You attack the weakest aspect of a system and with traditional phones that was not the interface to the state.

Apple having a well such a key now is problematic but it is necessary. As long as apple only signs individuel versions that is hardcoded to one perticular phone, the danger is not that large. These keys are protected with lots of effort and access to it is limited.
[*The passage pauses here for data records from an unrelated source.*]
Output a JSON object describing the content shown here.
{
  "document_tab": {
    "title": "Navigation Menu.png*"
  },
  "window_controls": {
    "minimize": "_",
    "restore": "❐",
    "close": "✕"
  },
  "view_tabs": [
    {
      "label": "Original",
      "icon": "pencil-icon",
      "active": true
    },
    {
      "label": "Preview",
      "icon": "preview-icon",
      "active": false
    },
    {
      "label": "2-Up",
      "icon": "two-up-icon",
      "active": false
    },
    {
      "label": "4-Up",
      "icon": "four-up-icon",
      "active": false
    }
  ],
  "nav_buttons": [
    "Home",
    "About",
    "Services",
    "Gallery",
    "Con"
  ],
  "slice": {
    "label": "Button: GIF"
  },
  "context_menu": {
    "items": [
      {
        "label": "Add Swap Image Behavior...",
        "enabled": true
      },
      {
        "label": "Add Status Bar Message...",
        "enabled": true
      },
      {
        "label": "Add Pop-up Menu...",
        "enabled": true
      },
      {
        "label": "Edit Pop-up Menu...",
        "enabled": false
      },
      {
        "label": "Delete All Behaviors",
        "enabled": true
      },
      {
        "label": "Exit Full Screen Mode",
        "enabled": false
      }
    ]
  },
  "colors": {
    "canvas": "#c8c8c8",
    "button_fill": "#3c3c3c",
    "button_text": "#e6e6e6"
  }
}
If apple is forced to unlock hundreds of phones they will not sign a version for each phone individually, the will have a version that runs on all phones. This software is way more problematic then the key itself.

This is by the way exactly what the securty expert said in front of the house:

https://judiciary.house.gov/hearing/the-encryption-tightrope...

[dogma1138]

Apple doesn't and as far as I can tell cannot sign a version for an individual phone a signed binary by apple that removes the security settings for a phone lock/wipe will be valid for any other apple phone as long as you can trigger an update which you can using iTunes you should be able to deploy it on any device you want.

There are no individual singing keys for phones that would be unmanageable there are probably a handful (or even a single one) singing keys that apple has which are valid on their devices and that's it.

[nickik]

That is wrong. The phones have hardware ids and those can be checked in code. They can sign a binary blob that runs on one phone only.

[dogma1138]

No its not, phones have hardware ID's that are used to generate the encryption key (on phones with a secure enclave, this isn't even one) I have seen no evidence that there is any specific per phone signing of apple software.